Но смысла держать удар он больше не видел.

…Учась в пятом классе, как-то в начале мая он возвращался после продлёнки домой. И, проходя через задний двор школы, где располагалось футбольное поле и спортивные площадки в обрамлении густых кустов, вдруг услышал истошные вопли, иногда переходившие в отчаянное шипение. Душераздирающие звуки издавал явно не человек, и мальчик догадывался, кому они могут принадлежать: не раз приходилось слышать, какие концерты закатывают озабоченные продолжением рода коты. Но нутром почувствовал: в данном случае кошачья свадьба ни при чём, животина определённо угодила в беду. В благородном порыве помочь страдающему существу он кинулся к ближайшим зарослям.

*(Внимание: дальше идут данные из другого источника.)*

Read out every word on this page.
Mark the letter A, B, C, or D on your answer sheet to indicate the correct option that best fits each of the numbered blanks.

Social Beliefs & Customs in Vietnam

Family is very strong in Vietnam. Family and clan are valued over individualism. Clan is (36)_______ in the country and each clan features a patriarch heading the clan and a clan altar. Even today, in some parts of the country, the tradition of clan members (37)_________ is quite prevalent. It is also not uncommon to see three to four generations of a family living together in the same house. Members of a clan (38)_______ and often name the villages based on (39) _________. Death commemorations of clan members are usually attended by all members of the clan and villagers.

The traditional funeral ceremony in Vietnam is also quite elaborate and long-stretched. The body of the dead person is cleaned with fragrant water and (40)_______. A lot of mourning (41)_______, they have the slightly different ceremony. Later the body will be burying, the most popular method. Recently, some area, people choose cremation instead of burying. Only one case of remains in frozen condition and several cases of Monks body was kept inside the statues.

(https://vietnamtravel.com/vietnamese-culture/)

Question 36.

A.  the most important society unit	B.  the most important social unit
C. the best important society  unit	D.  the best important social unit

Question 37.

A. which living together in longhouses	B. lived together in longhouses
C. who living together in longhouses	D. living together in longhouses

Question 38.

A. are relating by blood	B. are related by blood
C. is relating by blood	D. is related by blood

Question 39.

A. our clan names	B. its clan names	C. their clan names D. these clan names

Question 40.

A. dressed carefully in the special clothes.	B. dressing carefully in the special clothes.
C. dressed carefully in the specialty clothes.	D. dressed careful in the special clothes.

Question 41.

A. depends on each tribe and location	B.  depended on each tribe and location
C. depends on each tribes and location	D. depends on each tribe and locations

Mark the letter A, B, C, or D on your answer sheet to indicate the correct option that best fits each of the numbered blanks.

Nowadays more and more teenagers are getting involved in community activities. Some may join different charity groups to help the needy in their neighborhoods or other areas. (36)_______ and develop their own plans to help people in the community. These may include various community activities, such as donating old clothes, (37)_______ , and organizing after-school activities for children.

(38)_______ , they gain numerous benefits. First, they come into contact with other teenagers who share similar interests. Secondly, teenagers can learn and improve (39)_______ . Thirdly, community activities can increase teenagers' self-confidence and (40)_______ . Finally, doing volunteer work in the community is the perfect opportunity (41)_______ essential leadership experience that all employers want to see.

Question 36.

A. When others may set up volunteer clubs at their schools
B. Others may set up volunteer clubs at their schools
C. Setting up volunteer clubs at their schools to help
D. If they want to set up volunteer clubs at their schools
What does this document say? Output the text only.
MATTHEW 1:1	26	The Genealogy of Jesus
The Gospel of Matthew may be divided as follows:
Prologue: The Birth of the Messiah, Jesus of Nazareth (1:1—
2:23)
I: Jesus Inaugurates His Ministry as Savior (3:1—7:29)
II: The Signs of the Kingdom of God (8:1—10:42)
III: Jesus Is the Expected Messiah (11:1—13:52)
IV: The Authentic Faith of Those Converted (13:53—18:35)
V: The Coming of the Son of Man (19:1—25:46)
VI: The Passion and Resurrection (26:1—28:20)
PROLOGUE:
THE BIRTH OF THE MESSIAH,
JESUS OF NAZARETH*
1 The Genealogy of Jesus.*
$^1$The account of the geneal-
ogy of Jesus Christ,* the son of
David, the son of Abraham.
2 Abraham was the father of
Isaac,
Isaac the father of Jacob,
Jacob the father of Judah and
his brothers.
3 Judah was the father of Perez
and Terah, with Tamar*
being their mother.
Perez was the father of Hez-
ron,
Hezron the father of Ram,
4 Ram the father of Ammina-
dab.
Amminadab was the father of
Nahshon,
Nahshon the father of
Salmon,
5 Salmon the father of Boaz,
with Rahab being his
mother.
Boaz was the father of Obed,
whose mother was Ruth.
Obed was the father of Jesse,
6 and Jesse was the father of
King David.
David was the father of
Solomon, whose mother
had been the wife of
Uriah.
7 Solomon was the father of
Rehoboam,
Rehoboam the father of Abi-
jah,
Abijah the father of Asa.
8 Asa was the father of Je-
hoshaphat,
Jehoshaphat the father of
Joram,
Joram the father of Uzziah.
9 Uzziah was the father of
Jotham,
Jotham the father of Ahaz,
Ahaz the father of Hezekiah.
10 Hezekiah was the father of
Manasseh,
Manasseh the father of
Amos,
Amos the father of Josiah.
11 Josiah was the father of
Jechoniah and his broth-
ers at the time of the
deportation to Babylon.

Когда он портфелем раздвинул ветви кустарника, ему предстала страшная картина. На корточках сидели три пацана, на два класса его старше, слывшие на всю школу отпетыми мерзавцами, с ними и учителя предпочитали не связываться. Двое из них прижали к земле серого облезлого кота, слабо дёргающего вывернутыми из суставов лапами, а третий норовил «розочкой» от пивной бутылки угодить пытавшемуся сопротивляться животному в глаз. На месте другого глаза несчастной твари уже зияла дыра, полная тёмной крови.

– Вы ч-чего т-творите?! – он заикался от негодования.

– Да вот, – сказал один из тех, что держали кота, криво улыбнувшись толстыми губами; его поросячьи глазки горели садистским удовольствием, а толстая веснушчатая физиономия лоснилась от предвкушения, – скотину блохастую поймали. Сейчас ей зенки подрихтуем, бензинчиком спрыснем – чирк! – будет ползать и верещать. Хохма!

– Смеху будет – уссыся! – гаденько хихикнул другой, шмыгнув вечно сопливым носом-крючком. От его длинных, всегда сальных волос постоянно пахло какой-то дрянью. Быть может, народными методами он пытался избавиться от обильной перхоти. Родители пили безбожно и предпочитали купить лишнюю чекушку, чем тратить деньги на хороший шампунь для своего оболтуса.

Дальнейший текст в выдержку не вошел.